Iceland has been referred to as the "canary in the gold mine" of the financial crisis. The first warning chirps were sounded in 2006, but the volume really ratcheted up as the credit crisis hit this year.

Its three largest banks had expanded aggressively, acquiring assets in Scandinavia, Britain, and as far away as China and Canada, worth around 10 times Iceland's gross domestic product ($14 billion). When global credit markets froze, however, they found themselves unable to roll over debt. The collapsing kronur, Iceland's currency, made their foreign liabilities even harder to honor, and earlier this month the government had to step in.

Britain quickly froze Icelandic assets in the United Kingdom and threatened to take legal action as the British investors' exposure quickly became apparent: some 450,000 customers with about $12 billion in Icelandic accounts, more than 120 local municipalities with around $1.3 billion at risk, police and transit authorities similarly imperilled, and 12 universities – including Oxford University – with an estimated $130 million in North Sea limbo.

British government bodies affected say the missing millions will not impair their day-to-day operations. For almost all, the deposits are a small fraction of their annual budgets. And some say the ultracautious view will not be sustainable in the long term. Organizations with multimillion pound budgets will lose out if they keep too much cash in low interest-bearing government safety deposit boxes for too long.

Transport for London, the capital's transit authority, which has £40 million frozen in Iceland, says that despite following a "prudent treasury strategy" it wants to get the best returns it can, given its need to hold large amounts of cash. Oxford University, which had invested £30 million in Icelandic accounts, says it still wanted to maintain a "diversified portfolio" and would "keep all investments under regular review," according to spokeswoman Ruth Collier.

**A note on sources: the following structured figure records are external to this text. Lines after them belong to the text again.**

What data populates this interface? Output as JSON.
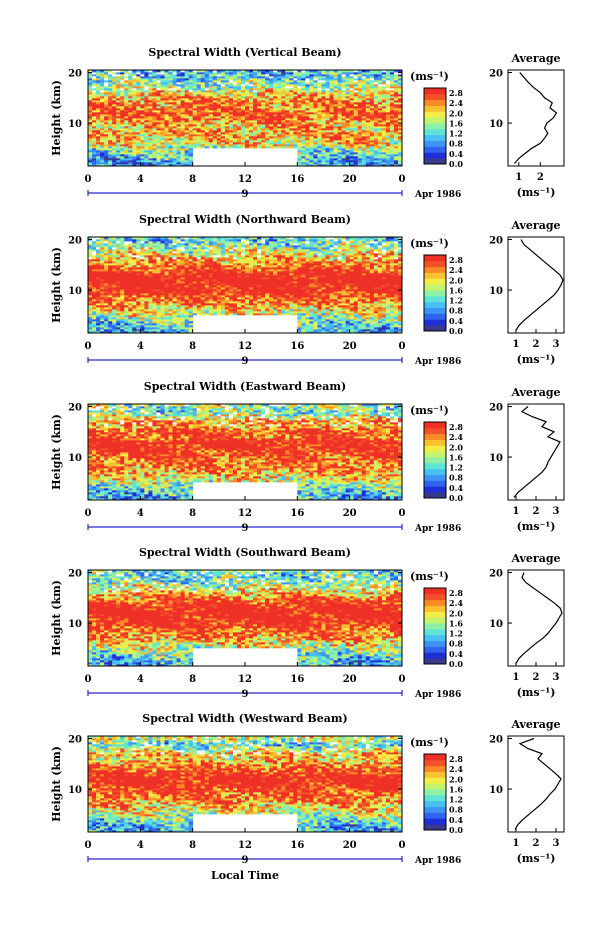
{
  "colors": {
    "scale": [
      "#3a3a8c",
      "#1f2fd6",
      "#2f63f0",
      "#3d94f5",
      "#49c0f2",
      "#5ee3d7",
      "#8ef0a6",
      "#c4f36e",
      "#f2ee47",
      "#f9c030",
      "#f98a26",
      "#f2512a",
      "#ef3026"
    ],
    "missing": "#ffffff",
    "axis": "#000000",
    "time_axis": "#2828c8"
  },
  "chart_data": [
    {
      "type": "heatmap",
      "title": "Spectral Width (Vertical Beam)",
      "ylabel": "Height (km)",
      "x_ticks": [
        "0",
        "4",
        "8",
        "12",
        "16",
        "20",
        "0"
      ],
      "y_ticks": [
        "20",
        "10"
      ],
      "xlim": [
        0,
        24
      ],
      "ylim": [
        1.5,
        20.5
      ],
      "date_label": "Apr 1986",
      "day_label": "9",
      "colorbar": {
        "unit": "(ms⁻¹)",
        "ticks": [
          "2.8",
          "2.4",
          "2.0",
          "1.6",
          "1.2",
          "0.8",
          "0.4",
          "0.0"
        ],
        "range": [
          0,
          3.0
        ]
      },
      "gap": {
        "x": [
          8,
          16
        ],
        "y": [
          1.5,
          5.2
        ]
      },
      "profile": {
        "title": "Average",
        "xlabel": "(ms⁻¹)",
        "x_ticks": [
          "1",
          "2"
        ],
        "y_ticks": [
          "20",
          "10"
        ],
        "xlim": [
          0.5,
          3.1
        ],
        "height": [
          2,
          3,
          4,
          5,
          6,
          7,
          8,
          9,
          10,
          11,
          12,
          13,
          14,
          15,
          16,
          17,
          18,
          19,
          20
        ],
        "width": [
          0.8,
          1.0,
          1.3,
          1.6,
          2.0,
          2.2,
          2.35,
          2.2,
          2.3,
          2.6,
          2.75,
          2.45,
          2.55,
          2.2,
          2.0,
          1.7,
          1.45,
          1.25,
          1.05
        ]
      }
    },
    {
      "type": "heatmap",
      "title": "Spectral Width (Northward Beam)",
      "ylabel": "Height (km)",
      "x_ticks": [
        "0",
        "4",
        "8",
        "12",
        "16",
        "20",
        "0"
      ],
      "y_ticks": [
        "20",
        "10"
      ],
      "xlim": [
        0,
        24
      ],
      "ylim": [
        1.5,
        20.5
      ],
      "date_label": "Apr 1986",
      "day_label": "9",
      "colorbar": {
        "unit": "(ms⁻¹)",
        "ticks": [
          "2.8",
          "2.4",
          "2.0",
          "1.6",
          "1.2",
          "0.8",
          "0.4",
          "0.0"
        ],
        "range": [
          0,
          3.0
        ]
      },
      "gap": {
        "x": [
          8,
          16
        ],
        "y": [
          1.5,
          5.2
        ]
      },
      "profile": {
        "title": "Average",
        "xlabel": "(ms⁻¹)",
        "x_ticks": [
          "1",
          "2",
          "3"
        ],
        "y_ticks": [
          "20",
          "10"
        ],
        "xlim": [
          0.6,
          3.4
        ],
        "height": [
          2,
          3,
          4,
          5,
          6,
          7,
          8,
          9,
          10,
          11,
          12,
          13,
          14,
          15,
          16,
          17,
          18,
          19,
          20
        ],
        "width": [
          1.0,
          1.15,
          1.4,
          1.7,
          2.0,
          2.3,
          2.6,
          2.9,
          3.1,
          3.25,
          3.35,
          3.2,
          2.9,
          2.6,
          2.3,
          2.0,
          1.7,
          1.4,
          1.25
        ]
      }
    },
    {
      "type": "heatmap",
      "title": "Spectral Width (Eastward Beam)",
      "ylabel": "Height (km)",
      "x_ticks": [
        "0",
        "4",
        "8",
        "12",
        "16",
        "20",
        "0"
      ],
      "y_ticks": [
        "20",
        "10"
      ],
      "xlim": [
        0,
        24
      ],
      "ylim": [
        1.5,
        20.5
      ],
      "date_label": "Apr 1986",
      "day_label": "9",
      "colorbar": {
        "unit": "(ms⁻¹)",
        "ticks": [
          "2.8",
          "2.4",
          "2.0",
          "1.6",
          "1.2",
          "0.8",
          "0.4",
          "0.0"
        ],
        "range": [
          0,
          3.0
        ]
      },
      "gap": {
        "x": [
          8,
          16
        ],
        "y": [
          1.5,
          5.2
        ]
      },
      "profile": {
        "title": "Average",
        "xlabel": "(ms⁻¹)",
        "x_ticks": [
          "1",
          "2",
          "3"
        ],
        "y_ticks": [
          "20",
          "10"
        ],
        "xlim": [
          0.6,
          3.4
        ],
        "height": [
          2,
          3,
          4,
          5,
          6,
          7,
          8,
          9,
          10,
          11,
          12,
          13,
          14,
          15,
          16,
          17,
          18,
          19,
          20
        ],
        "width": [
          0.9,
          1.1,
          1.4,
          1.7,
          2.0,
          2.3,
          2.5,
          2.6,
          2.75,
          2.9,
          3.05,
          3.2,
          2.6,
          2.9,
          2.3,
          2.5,
          1.8,
          1.3,
          1.6
        ]
      }
    },
    {
      "type": "heatmap",
      "title": "Spectral Width (Southward Beam)",
      "ylabel": "Height (km)",
      "x_ticks": [
        "0",
        "4",
        "8",
        "12",
        "16",
        "20",
        "0"
      ],
      "y_ticks": [
        "20",
        "10"
      ],
      "xlim": [
        0,
        24
      ],
      "ylim": [
        1.5,
        20.5
      ],
      "date_label": "Apr 1986",
      "day_label": "9",
      "colorbar": {
        "unit": "(ms⁻¹)",
        "ticks": [
          "2.8",
          "2.4",
          "2.0",
          "1.6",
          "1.2",
          "0.8",
          "0.4",
          "0.0"
        ],
        "range": [
          0,
          3.0
        ]
      },
      "gap": {
        "x": [
          8,
          16
        ],
        "y": [
          1.5,
          5.2
        ]
      },
      "profile": {
        "title": "Average",
        "xlabel": "(ms⁻¹)",
        "x_ticks": [
          "1",
          "2",
          "3"
        ],
        "y_ticks": [
          "20",
          "10"
        ],
        "xlim": [
          0.6,
          3.4
        ],
        "height": [
          2,
          3,
          4,
          5,
          6,
          7,
          8,
          9,
          10,
          11,
          12,
          13,
          14,
          15,
          16,
          17,
          18,
          19,
          20
        ],
        "width": [
          1.0,
          1.15,
          1.4,
          1.7,
          2.0,
          2.35,
          2.6,
          2.8,
          3.0,
          3.15,
          3.3,
          3.2,
          2.9,
          2.55,
          2.2,
          1.85,
          1.5,
          1.3,
          1.4
        ]
      }
    },
    {
      "type": "heatmap",
      "title": "Spectral Width (Westward Beam)",
      "ylabel": "Height (km)",
      "x_ticks": [
        "0",
        "4",
        "8",
        "12",
        "16",
        "20",
        "0"
      ],
      "y_ticks": [
        "20",
        "10"
      ],
      "xlim": [
        0,
        24
      ],
      "ylim": [
        1.5,
        20.5
      ],
      "date_label": "Apr 1986",
      "day_label": "9",
      "xlabel": "Local Time",
      "colorbar": {
        "unit": "(ms⁻¹)",
        "ticks": [
          "2.8",
          "2.4",
          "2.0",
          "1.6",
          "1.2",
          "0.8",
          "0.4",
          "0.0"
        ],
        "range": [
          0,
          3.0
        ]
      },
      "gap": {
        "x": [
          8,
          16
        ],
        "y": [
          1.5,
          5.2
        ]
      },
      "profile": {
        "title": "Average",
        "xlabel": "(ms⁻¹)",
        "x_ticks": [
          "1",
          "2",
          "3"
        ],
        "y_ticks": [
          "20",
          "10"
        ],
        "xlim": [
          0.6,
          3.4
        ],
        "height": [
          2,
          3,
          4,
          5,
          6,
          7,
          8,
          9,
          10,
          11,
          12,
          13,
          14,
          15,
          16,
          17,
          18,
          19,
          20
        ],
        "width": [
          0.95,
          1.1,
          1.35,
          1.65,
          1.95,
          2.25,
          2.5,
          2.7,
          2.95,
          3.1,
          3.25,
          3.0,
          2.7,
          2.4,
          2.1,
          2.3,
          1.6,
          1.2,
          1.9
        ]
      }
    }
  ]
}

As for Iceland, it's clearly down but not yet out. Analysts point to bountiful natural resources – fish, geothermal and hydroelectric energy, and a well-educated workforce – and say recovery might not be as remote as it seems.

"Iceland may be the first victim of the financial crisis but may be one of the first nations to get back on its feet again," says Hannes Holmstein Gissurarson, professor of political science, reached by phone at the University of Iceland.